La bolletta energetica pagata dagli Italiani è elevata. Si sa. E la colpa è dei cosiddetti oneri di sistema. Anche questo si sa. O almeno l’abbiamo visto scritto tante di quelle volte che ha finito per diventare verità.

Visto che il premier Renzi ha promesso un taglio del 10%, per arrivarci si parla in queste settimane di un decreto “spalma incentivi” obbligatorio: una misura retroattiva sui benefici assegnati negli scorsi anni agli impianti fotovoltaici attraverso lo strumento del conto energia, mirata a ridurre gli oneri di sistema. Beninteso una disposizione che darebbe un vantaggio di qualche punto percentuale, non certo di dieci, e andrebbe dunque integrata da altre azioni.

L’idea è di ridurre l’incentivo annuo promesso per venti anni, in ragione dell’energia generata, ai produttori di energia fotovoltaici, aumentando gli anni di riconoscimento a ventisette. In questo modo calerebbe il peso annuo degli oneri di sistema (anche se si dovrebbero pagare per più anni) e si avrebbe uno sconto in bolletta che ci renderebbe più competitivi nelle intenzioni del Governo.

L’intenzione può anche essere lodevole, ma la domande da porsi è: che beneficio ci attende che giustifichi una misura retroattiva a un settore che negli ultimi mesi ha subito diversi provvedimenti avversi? E poi, possibile che questi oneri di sistema siano la causa di tutti i mali?
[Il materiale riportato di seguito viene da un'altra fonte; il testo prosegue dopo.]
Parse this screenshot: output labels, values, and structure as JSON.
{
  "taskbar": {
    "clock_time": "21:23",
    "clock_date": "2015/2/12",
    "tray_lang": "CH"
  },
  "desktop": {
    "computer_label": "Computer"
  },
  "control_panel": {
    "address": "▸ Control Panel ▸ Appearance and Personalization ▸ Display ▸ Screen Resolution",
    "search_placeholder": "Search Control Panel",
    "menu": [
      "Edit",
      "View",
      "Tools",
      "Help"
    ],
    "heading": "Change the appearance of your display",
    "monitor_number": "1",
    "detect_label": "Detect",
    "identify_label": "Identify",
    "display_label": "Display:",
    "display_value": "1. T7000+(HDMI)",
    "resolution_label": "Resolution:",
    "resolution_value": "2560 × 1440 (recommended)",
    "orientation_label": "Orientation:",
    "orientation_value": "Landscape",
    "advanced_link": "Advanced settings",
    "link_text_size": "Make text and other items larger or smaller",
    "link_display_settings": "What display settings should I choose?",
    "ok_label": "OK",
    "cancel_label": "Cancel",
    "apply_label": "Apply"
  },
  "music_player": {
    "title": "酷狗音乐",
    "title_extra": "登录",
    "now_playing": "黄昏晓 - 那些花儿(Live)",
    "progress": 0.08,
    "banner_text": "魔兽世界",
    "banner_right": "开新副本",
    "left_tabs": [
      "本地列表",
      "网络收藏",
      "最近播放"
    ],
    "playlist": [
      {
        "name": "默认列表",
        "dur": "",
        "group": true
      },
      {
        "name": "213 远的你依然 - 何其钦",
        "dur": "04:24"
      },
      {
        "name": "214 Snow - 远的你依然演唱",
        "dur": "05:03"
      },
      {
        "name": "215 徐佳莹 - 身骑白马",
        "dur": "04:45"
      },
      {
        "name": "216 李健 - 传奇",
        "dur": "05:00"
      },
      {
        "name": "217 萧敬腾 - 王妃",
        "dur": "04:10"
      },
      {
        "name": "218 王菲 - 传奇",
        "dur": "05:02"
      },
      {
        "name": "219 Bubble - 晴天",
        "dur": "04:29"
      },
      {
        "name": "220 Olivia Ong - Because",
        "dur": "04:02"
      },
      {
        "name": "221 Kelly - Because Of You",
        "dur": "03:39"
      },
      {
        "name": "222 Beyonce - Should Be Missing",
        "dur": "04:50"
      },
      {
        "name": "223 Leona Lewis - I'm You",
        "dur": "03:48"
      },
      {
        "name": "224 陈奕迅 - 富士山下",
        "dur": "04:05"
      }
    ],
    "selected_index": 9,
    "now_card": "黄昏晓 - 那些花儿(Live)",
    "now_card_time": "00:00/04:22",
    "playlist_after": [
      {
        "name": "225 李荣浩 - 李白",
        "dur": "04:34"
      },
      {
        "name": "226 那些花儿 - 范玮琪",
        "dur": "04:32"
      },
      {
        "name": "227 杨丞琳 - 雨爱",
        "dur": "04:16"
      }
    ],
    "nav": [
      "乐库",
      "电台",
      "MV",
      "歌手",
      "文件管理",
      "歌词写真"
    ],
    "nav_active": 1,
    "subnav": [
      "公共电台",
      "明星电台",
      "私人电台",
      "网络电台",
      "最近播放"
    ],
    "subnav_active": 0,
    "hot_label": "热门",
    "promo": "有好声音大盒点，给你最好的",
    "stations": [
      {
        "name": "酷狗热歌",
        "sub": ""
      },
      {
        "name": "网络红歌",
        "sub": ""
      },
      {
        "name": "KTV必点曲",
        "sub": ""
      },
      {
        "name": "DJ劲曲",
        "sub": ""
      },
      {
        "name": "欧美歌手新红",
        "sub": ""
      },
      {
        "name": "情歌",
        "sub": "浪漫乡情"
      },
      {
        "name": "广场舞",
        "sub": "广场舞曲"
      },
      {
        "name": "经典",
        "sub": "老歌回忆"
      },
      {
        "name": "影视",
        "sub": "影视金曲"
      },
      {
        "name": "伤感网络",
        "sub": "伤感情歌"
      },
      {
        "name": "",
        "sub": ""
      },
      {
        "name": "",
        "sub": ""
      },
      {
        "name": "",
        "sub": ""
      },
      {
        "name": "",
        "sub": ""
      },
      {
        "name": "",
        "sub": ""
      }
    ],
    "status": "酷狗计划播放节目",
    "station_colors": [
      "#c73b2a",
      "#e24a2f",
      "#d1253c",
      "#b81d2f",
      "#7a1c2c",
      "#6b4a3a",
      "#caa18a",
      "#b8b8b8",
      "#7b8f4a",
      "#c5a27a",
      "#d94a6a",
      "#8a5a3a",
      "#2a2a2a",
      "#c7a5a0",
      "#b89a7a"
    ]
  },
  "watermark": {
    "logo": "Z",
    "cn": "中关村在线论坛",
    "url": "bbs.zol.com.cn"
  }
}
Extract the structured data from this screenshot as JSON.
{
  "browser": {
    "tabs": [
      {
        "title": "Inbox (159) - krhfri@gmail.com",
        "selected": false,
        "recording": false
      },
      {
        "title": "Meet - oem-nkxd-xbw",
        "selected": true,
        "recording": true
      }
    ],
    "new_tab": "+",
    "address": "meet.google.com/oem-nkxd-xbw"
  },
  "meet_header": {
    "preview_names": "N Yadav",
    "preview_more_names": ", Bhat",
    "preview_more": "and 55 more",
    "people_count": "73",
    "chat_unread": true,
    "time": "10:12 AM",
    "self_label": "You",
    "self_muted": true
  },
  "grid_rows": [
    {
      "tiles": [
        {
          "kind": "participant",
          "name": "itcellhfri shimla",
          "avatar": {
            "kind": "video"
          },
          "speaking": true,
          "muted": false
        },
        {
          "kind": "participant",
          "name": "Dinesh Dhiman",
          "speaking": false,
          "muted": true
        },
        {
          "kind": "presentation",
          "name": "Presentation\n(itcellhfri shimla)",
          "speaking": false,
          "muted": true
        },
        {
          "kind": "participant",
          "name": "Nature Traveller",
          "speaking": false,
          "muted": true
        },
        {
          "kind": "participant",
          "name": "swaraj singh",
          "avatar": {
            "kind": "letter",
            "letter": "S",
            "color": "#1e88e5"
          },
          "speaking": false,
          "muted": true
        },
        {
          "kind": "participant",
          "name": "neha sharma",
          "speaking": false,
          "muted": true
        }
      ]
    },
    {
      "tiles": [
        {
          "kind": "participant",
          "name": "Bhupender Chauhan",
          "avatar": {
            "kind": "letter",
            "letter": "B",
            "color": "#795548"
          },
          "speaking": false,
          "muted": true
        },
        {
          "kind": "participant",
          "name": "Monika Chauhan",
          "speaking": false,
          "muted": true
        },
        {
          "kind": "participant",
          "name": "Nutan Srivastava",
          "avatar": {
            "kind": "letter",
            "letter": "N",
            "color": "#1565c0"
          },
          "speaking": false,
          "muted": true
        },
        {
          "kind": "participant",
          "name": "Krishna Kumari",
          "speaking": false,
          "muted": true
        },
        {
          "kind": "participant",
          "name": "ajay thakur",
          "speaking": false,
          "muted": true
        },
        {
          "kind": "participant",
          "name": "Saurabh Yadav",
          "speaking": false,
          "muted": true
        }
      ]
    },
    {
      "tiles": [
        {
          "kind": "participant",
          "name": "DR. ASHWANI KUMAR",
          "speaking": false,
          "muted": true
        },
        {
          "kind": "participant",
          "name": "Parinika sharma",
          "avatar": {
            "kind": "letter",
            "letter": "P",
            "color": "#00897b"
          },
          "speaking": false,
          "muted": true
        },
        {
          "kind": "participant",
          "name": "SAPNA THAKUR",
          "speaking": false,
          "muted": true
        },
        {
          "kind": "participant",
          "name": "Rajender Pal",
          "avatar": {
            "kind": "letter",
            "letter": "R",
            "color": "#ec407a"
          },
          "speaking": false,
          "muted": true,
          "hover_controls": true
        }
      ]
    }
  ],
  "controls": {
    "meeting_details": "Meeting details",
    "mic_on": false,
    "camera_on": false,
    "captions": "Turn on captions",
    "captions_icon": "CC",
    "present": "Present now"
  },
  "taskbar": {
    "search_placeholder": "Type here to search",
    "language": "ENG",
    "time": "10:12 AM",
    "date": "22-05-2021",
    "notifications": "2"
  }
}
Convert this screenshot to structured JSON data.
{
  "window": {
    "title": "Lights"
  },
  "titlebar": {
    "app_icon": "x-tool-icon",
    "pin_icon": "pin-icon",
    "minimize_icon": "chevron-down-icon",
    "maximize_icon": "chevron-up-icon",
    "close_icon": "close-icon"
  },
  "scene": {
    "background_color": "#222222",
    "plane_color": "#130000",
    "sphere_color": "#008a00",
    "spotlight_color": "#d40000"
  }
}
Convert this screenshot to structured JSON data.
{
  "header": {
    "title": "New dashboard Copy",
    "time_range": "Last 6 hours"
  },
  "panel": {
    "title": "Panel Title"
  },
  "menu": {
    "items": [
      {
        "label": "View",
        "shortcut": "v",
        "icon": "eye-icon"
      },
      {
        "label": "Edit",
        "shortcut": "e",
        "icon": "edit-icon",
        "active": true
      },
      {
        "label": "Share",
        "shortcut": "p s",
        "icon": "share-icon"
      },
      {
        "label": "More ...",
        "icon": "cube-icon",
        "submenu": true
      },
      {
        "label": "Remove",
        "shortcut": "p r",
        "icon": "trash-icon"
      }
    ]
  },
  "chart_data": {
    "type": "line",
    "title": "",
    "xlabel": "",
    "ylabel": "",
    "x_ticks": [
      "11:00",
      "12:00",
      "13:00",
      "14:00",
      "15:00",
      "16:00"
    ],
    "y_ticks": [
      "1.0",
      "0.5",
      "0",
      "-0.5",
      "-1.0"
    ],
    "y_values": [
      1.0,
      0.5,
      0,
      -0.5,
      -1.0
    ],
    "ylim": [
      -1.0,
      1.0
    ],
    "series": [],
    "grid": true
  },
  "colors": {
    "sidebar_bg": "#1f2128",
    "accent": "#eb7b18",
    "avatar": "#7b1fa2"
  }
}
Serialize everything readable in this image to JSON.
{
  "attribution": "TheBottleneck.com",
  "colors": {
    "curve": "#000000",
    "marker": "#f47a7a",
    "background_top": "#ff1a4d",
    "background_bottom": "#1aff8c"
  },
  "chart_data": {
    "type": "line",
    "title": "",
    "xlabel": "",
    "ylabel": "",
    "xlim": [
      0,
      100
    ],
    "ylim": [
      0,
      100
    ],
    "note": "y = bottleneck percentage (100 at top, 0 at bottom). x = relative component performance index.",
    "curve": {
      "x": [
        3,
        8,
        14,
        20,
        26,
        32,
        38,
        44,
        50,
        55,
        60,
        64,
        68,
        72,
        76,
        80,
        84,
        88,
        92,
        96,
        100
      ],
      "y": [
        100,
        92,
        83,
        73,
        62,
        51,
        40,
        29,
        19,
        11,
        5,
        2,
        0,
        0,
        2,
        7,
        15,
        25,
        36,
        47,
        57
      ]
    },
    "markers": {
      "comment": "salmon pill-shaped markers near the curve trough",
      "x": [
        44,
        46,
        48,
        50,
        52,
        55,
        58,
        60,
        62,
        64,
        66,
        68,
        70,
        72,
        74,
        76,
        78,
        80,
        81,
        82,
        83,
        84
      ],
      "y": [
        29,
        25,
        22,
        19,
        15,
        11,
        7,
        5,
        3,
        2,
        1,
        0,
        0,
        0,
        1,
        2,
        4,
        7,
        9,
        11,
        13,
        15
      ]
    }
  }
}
Intanto i lettori più accorti si saranno chiesti cosa faranno i produttori fotovoltaici colpiti dal provvedimento. Dando per scontato che la somma erogata complessivamente, opportunamente attualizzata, sia costante, i produttori interessati dovrebbero rivedere tutti i contratti in essere con le banche, i fornitori di servizi e, in molti casi, i proprietari dei terreni o dei tetti locati. Inoltre sarebbe da rivedere una parte delle autorizzazioni rilasciate agli impianti da parte delle amministrazioni coinvolte. Il tutto in contemporanea e moltiplicato per migliaia (o anche decine di migliaia a seconda della taglia colpita)1 di impianti. Ovvio che non sarebbe un’operazione né scontata, né indolore, e che i costi economici e sociali connessi non sarebbero trascurabili.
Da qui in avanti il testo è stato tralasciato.